もう一つ100年前のこの時期起きたのがロシア革命だ。新旧歴の関係で10月としたり11月といったりするが、100年前のことになる。
これも、資本主義があれば必ず発生する労働者の極貧と階級闘争が起きると習ったことがある。特に資本主義が最初に成熟した英国で発生するはずであった。フランスもその候補として想定されていたのだろう。しかるに、資本主義辺境の地ロシアで革命は起きてしまった。
縦型に並べれば、バブルと革命100年30年10年記念の年となるのが2017年だ。とりわけ10月は大きな変化の月でもあった。
革命話は、消えてしまったのだろうか。人類の歴史は階級闘争の歴史なので労働者による暴力革命は歴史的必然とも大学で習った。話はわかったが歴史的必然なら、僕は何もしないよという学生もいた。
よく見ると、当時の日本のジニ係数(富や所得の集中度)は、低いもので暴動や革命が想定されるレベルではなかったようだ。逆に現在はじわじわと上昇していて、危険水域に近づいている。
特に昨今の日本は格差社会だとされ、非正規労働者が40%となり、子供7人に1人が貧困家庭の子等だと聞いている。
いよいよ団結して革命が起きる可能性か?
しからば、いよいよ団結して革命が起きる可能性があるのかというと、その気配を感じることができない人が多いことであろう。
少なくとも、非正規雇用であれば、現状に不満をあらわにすることも想像するが、青年たちの7割が保守的な考えで選挙行動をするようだ。
たまたま50人程度の青年たちに、日本的経営(生涯雇用、年功序列、比較的低賃金、社内結婚など)と米国型実力主義とどちらがいいか聞くチャンスがあった。もちろん、科学的調査ではないので御参考程度話だが、9割以上の青年が日本的経営に魅力を感じると答えたので、かなり驚いてしまった。
「田舎で10万円」という言葉があるそうだ。月に10万円あれば、里山のある美しい村で楽しい生活が可能だという。
一方、都市でも少しのお金があれば、コンビニでご飯は食べることができる。本当に金がなければ、アルバイトする先には困らないということはない。しからば革命勢力となって命を投げ出して戦う必要も感じることはないということか。

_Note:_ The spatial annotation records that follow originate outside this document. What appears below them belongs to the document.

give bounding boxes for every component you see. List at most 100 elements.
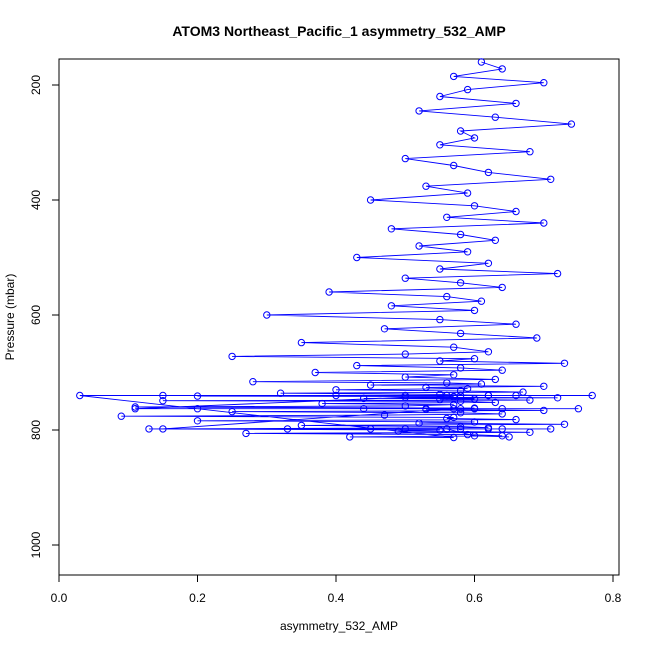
- data-point: [470, 395, 479, 403]
- data-point: [567, 120, 576, 128]
- data-point: [76, 391, 84, 400]
- data-point: [436, 141, 444, 149]
- data-point: [540, 406, 548, 415]
- data-point: [325, 288, 333, 296]
- data-point: [401, 425, 409, 433]
- data-point: [484, 425, 493, 433]
- data-point: [401, 402, 409, 410]
- data-point: [470, 405, 479, 413]
- data-point: [401, 350, 409, 358]
- data-point: [470, 418, 479, 426]
- data-point: [346, 433, 354, 441]
- data-point: [353, 253, 361, 262]
- data-point: [228, 352, 236, 361]
- data-point: [401, 154, 409, 163]
- data-point: [443, 425, 451, 433]
- data-point: [401, 373, 409, 381]
- y-tick-label: 600: [29, 305, 43, 325]
- y-axis-label: Pressure (mbar): [3, 274, 17, 361]
- data-point: [242, 429, 250, 438]
- y-tick-label: 800: [29, 420, 43, 440]
- data-point: [450, 371, 458, 379]
- data-point: [484, 259, 493, 267]
- data-point: [450, 343, 458, 351]
- data-point: [512, 207, 520, 216]
- data-point: [512, 415, 520, 424]
- data-point: [484, 348, 493, 356]
- y-tick-label: 1000: [29, 531, 43, 558]
- data-point: [145, 425, 153, 433]
- data-point: [450, 413, 458, 422]
- data-point: [553, 394, 562, 402]
- data-point: [380, 325, 389, 333]
- data-point: [366, 196, 375, 204]
- data-point: [456, 364, 465, 372]
- data-point: [436, 315, 444, 324]
- data-point: [456, 230, 465, 239]
- data-point: [484, 391, 493, 400]
- data-point: [470, 306, 479, 315]
- data-point: [443, 292, 451, 301]
- data-point: [477, 297, 486, 305]
- data-point: [463, 248, 472, 256]
- data-point: [470, 134, 479, 142]
- data-point: [193, 417, 202, 425]
- data-point: [560, 420, 569, 428]
- data-point: [456, 425, 465, 433]
- data-point: [588, 391, 596, 400]
- y-axis: 200 400 600 800 1000: [29, 75, 60, 558]
- data-point: [477, 380, 486, 388]
- data-point: [436, 357, 444, 365]
- data-point: [360, 405, 368, 413]
- series-line: [79, 61, 593, 438]
- data-point: [360, 394, 368, 403]
- data-point: [443, 391, 451, 400]
- data-point: [484, 168, 493, 177]
- data-point: [401, 274, 409, 282]
- x-tick-label: 0.8: [605, 591, 622, 605]
- data-point: [512, 320, 520, 328]
- data-point: [463, 384, 472, 393]
- data-point: [415, 419, 423, 427]
- x-axis: 0.0 0.2 0.4 0.6 0.8: [51, 574, 622, 605]
- data-point: [249, 378, 257, 386]
- chart-title: ATOM3 Northeast_Pacific_1 asymmetry_532_…: [172, 23, 505, 39]
- y-tick-label: 200: [29, 75, 43, 95]
- data-point: [540, 382, 548, 390]
- x-tick-label: 0.6: [466, 591, 483, 605]
- data-point: [131, 405, 139, 413]
- x-tick-label: 0.2: [189, 591, 206, 605]
- data-point: [387, 225, 396, 233]
- data-point: [560, 359, 569, 367]
- data-point: [443, 213, 451, 222]
- data-point: [436, 92, 444, 101]
- data-point: [491, 236, 499, 245]
- data-point: [470, 432, 479, 440]
- data-point: [547, 425, 555, 433]
- data-point: [491, 398, 499, 407]
- data-point: [498, 283, 506, 292]
- data-point: [387, 302, 396, 310]
- data-point: [159, 391, 167, 400]
- data-point: [456, 127, 465, 135]
- data-point: [498, 425, 506, 433]
- data-point: [463, 189, 472, 197]
- data-point: [456, 391, 465, 400]
- data-point: [505, 433, 513, 441]
- data-point: [332, 391, 340, 400]
- data-point: [297, 421, 306, 430]
- data-point: [498, 65, 506, 73]
- data-point: [519, 388, 527, 396]
- data-point: [450, 392, 458, 401]
- data-point: [526, 396, 534, 404]
- data-point: [491, 375, 499, 384]
- data-point: [526, 148, 534, 156]
- x-axis-label: asymmetry_532_AMP: [280, 619, 398, 633]
- data-point: [450, 161, 458, 170]
- data-point: [401, 391, 409, 400]
- data-point: [498, 405, 506, 413]
- data-point: [456, 422, 465, 431]
- data-point: [283, 425, 292, 433]
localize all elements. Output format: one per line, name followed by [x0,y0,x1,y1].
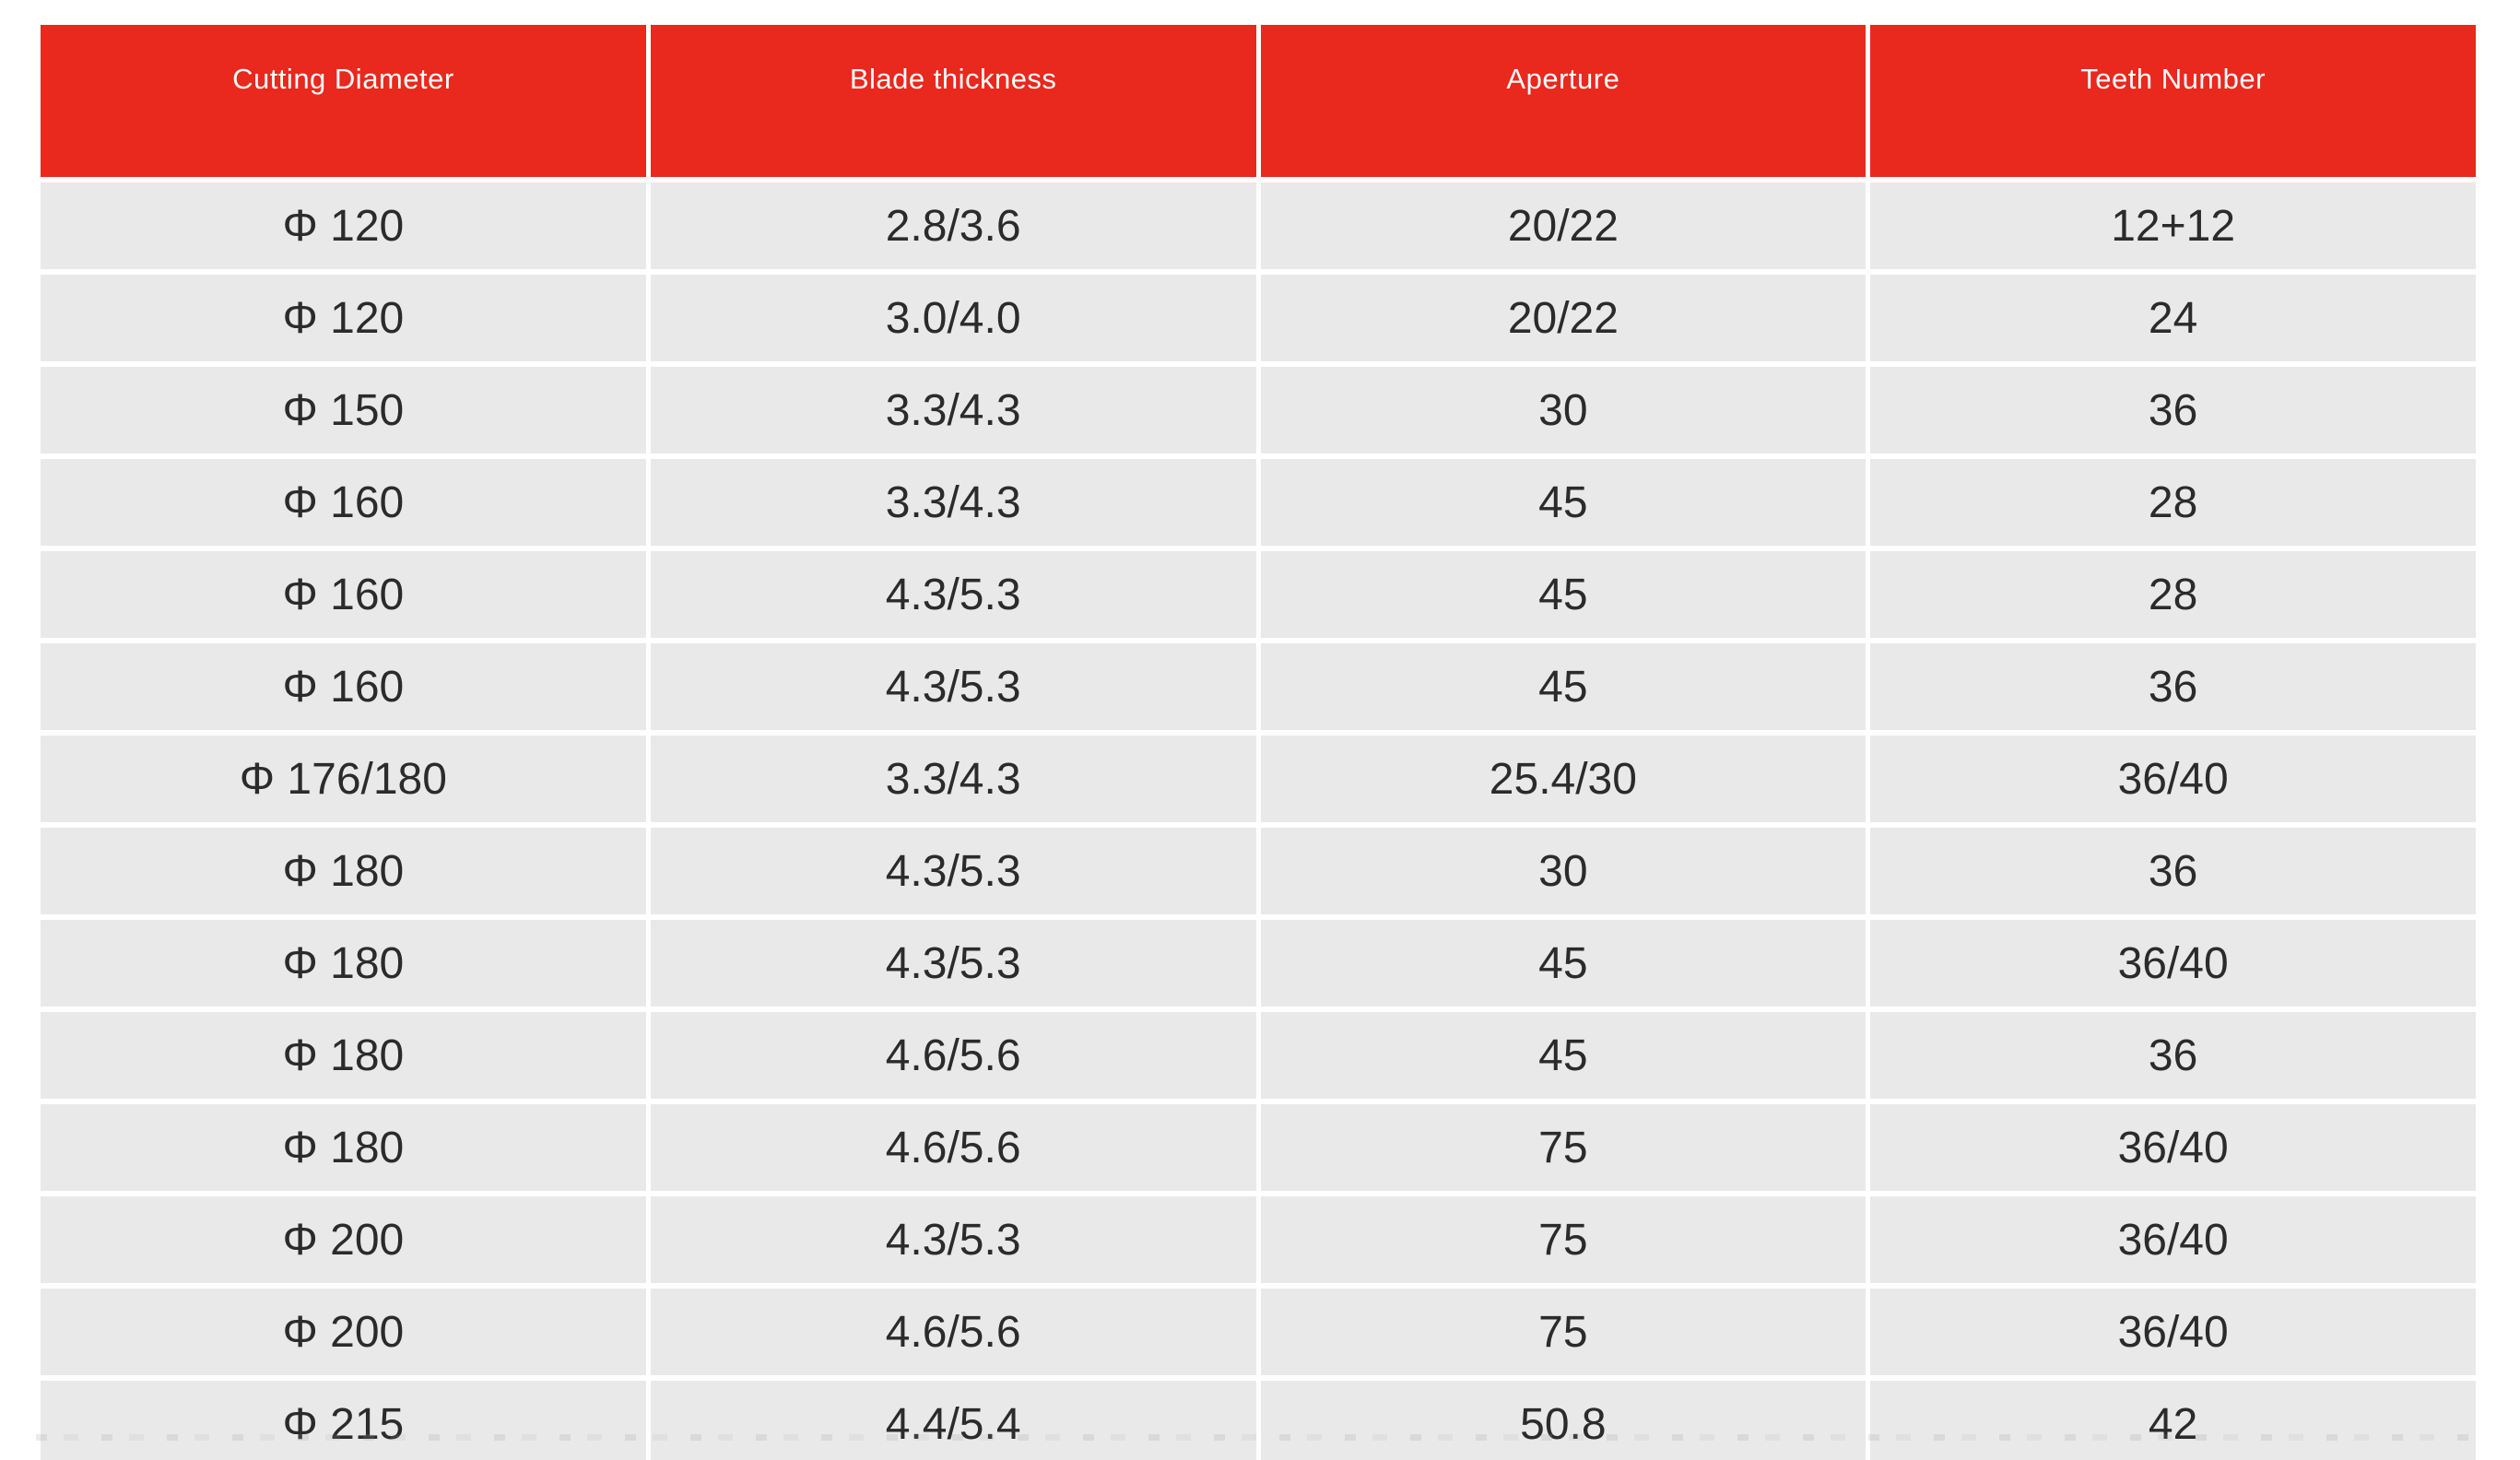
table-cell: Φ 160 [41,459,646,546]
column-header-cutting-diameter: Cutting Diameter [41,25,646,177]
table-cell: 42 [1870,1381,2476,1460]
table-cell: 36 [1870,643,2476,730]
table-cell: Φ 180 [41,920,646,1007]
table-cell: Φ 200 [41,1289,646,1375]
table-row: Φ 160 3.3/4.3 45 28 [41,459,2476,546]
table-cell: 12+12 [1870,182,2476,269]
column-header-teeth-number: Teeth Number [1870,25,2476,177]
cropped-next-row-remnant [36,1434,2480,1441]
table-cell: Φ 200 [41,1196,646,1283]
table-cell: 25.4/30 [1260,736,1866,822]
table-cell: 36/40 [1870,1196,2476,1283]
table-row: Φ 200 4.3/5.3 75 36/40 [41,1196,2476,1283]
table-row: Φ 120 3.0/4.0 20/22 24 [41,275,2476,361]
table-row: Φ 180 4.3/5.3 45 36/40 [41,920,2476,1007]
table-cell: Φ 150 [41,367,646,453]
table-row: Φ 120 2.8/3.6 20/22 12+12 [41,182,2476,269]
table-row: Φ 200 4.6/5.6 75 36/40 [41,1289,2476,1375]
table-cell: Φ 215 [41,1381,646,1460]
table-row: Φ 160 4.3/5.3 45 36 [41,643,2476,730]
table-row: Φ 180 4.6/5.6 75 36/40 [41,1104,2476,1191]
table-header: Cutting Diameter Blade thickness Apertur… [41,25,2476,177]
table-cell: 4.3/5.3 [650,643,1256,730]
table-cell: 45 [1260,459,1866,546]
column-header-aperture: Aperture [1260,25,1866,177]
table-cell: 2.8/3.6 [650,182,1256,269]
table-row: Φ 180 4.3/5.3 30 36 [41,828,2476,914]
table-row: Φ 176/180 3.3/4.3 25.4/30 36/40 [41,736,2476,822]
table-body: Φ 120 2.8/3.6 20/22 12+12 Φ 120 3.0/4.0 20/22 2… [41,182,2476,1460]
table-row: Φ 160 4.3/5.3 45 28 [41,551,2476,638]
table-cell: 4.3/5.3 [650,551,1256,638]
table-cell: 4.3/5.3 [650,1196,1256,1283]
table-cell: 24 [1870,275,2476,361]
table-cell: 30 [1260,367,1866,453]
table-cell: 36 [1870,367,2476,453]
table-cell: 45 [1260,551,1866,638]
table-cell: 45 [1260,643,1866,730]
table-cell: 75 [1260,1104,1866,1191]
table-cell: 4.3/5.3 [650,920,1256,1007]
table-cell: 75 [1260,1196,1866,1283]
table-cell: 36/40 [1870,1104,2476,1191]
table-cell: Φ 160 [41,551,646,638]
table-cell: 3.3/4.3 [650,736,1256,822]
table-cell: 45 [1260,920,1866,1007]
table-cell: 36/40 [1870,736,2476,822]
table-cell: 36 [1870,828,2476,914]
table-cell: 20/22 [1260,182,1866,269]
table-cell: 4.3/5.3 [650,828,1256,914]
table-cell: 4.4/5.4 [650,1381,1256,1460]
table-cell: 3.3/4.3 [650,367,1256,453]
table-cell: 28 [1870,459,2476,546]
product-spec-table: Cutting Diameter Blade thickness Apertur… [36,19,2480,1460]
table-cell: 36/40 [1870,920,2476,1007]
table-cell: 3.3/4.3 [650,459,1256,546]
table-cell: 75 [1260,1289,1866,1375]
table-cell: 36 [1870,1012,2476,1099]
table-cell: Φ 160 [41,643,646,730]
table-cell: 3.0/4.0 [650,275,1256,361]
table-row: Φ 215 4.4/5.4 50.8 42 [41,1381,2476,1460]
table-cell: 50.8 [1260,1381,1866,1460]
table-cell: 28 [1870,551,2476,638]
table-header-row: Cutting Diameter Blade thickness Apertur… [41,25,2476,177]
table-row: Φ 150 3.3/4.3 30 36 [41,367,2476,453]
table-cell: Φ 176/180 [41,736,646,822]
table-cell: Φ 180 [41,828,646,914]
table-cell: 20/22 [1260,275,1866,361]
column-header-blade-thickness: Blade thickness [650,25,1256,177]
table-cell: Φ 180 [41,1012,646,1099]
table-cell: Φ 120 [41,275,646,361]
table-cell: 36/40 [1870,1289,2476,1375]
table-cell: 4.6/5.6 [650,1104,1256,1191]
table-cell: 30 [1260,828,1866,914]
table-cell: Φ 180 [41,1104,646,1191]
table-cell: 4.6/5.6 [650,1012,1256,1099]
table-cell: Φ 120 [41,182,646,269]
table-cell: 4.6/5.6 [650,1289,1256,1375]
table-row: Φ 180 4.6/5.6 45 36 [41,1012,2476,1099]
table-cell: 45 [1260,1012,1866,1099]
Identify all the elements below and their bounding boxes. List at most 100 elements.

されば、これ以上格差が拡大しない限り、日本社会は静かに成熟して人口も減り誰にご迷惑もかけることなく、枯れてゆくのだろうか。
一方で、金融バブル。東京株式市場は2週間も下落することなく毎日上昇するなど、奇妙なことが起きている。まだ解決していないどころか、ますますきな臭い北朝鮮問題を4月以降あれほど心配したにもかかわらず、株だけ上がっている。
貧困もバブルも音もなく静かに進んでから、あざ笑うように歴史的事件となった。だとすると、近未来に大変な事件がまっているのだろうか。
それとも原典は知らないが、あと70年もすると経済学上の問題はおおかたきれいになると、ケインズがいったと学生時代ならった。ジョン・メイナード・ケインズは1946年に亡くなっている。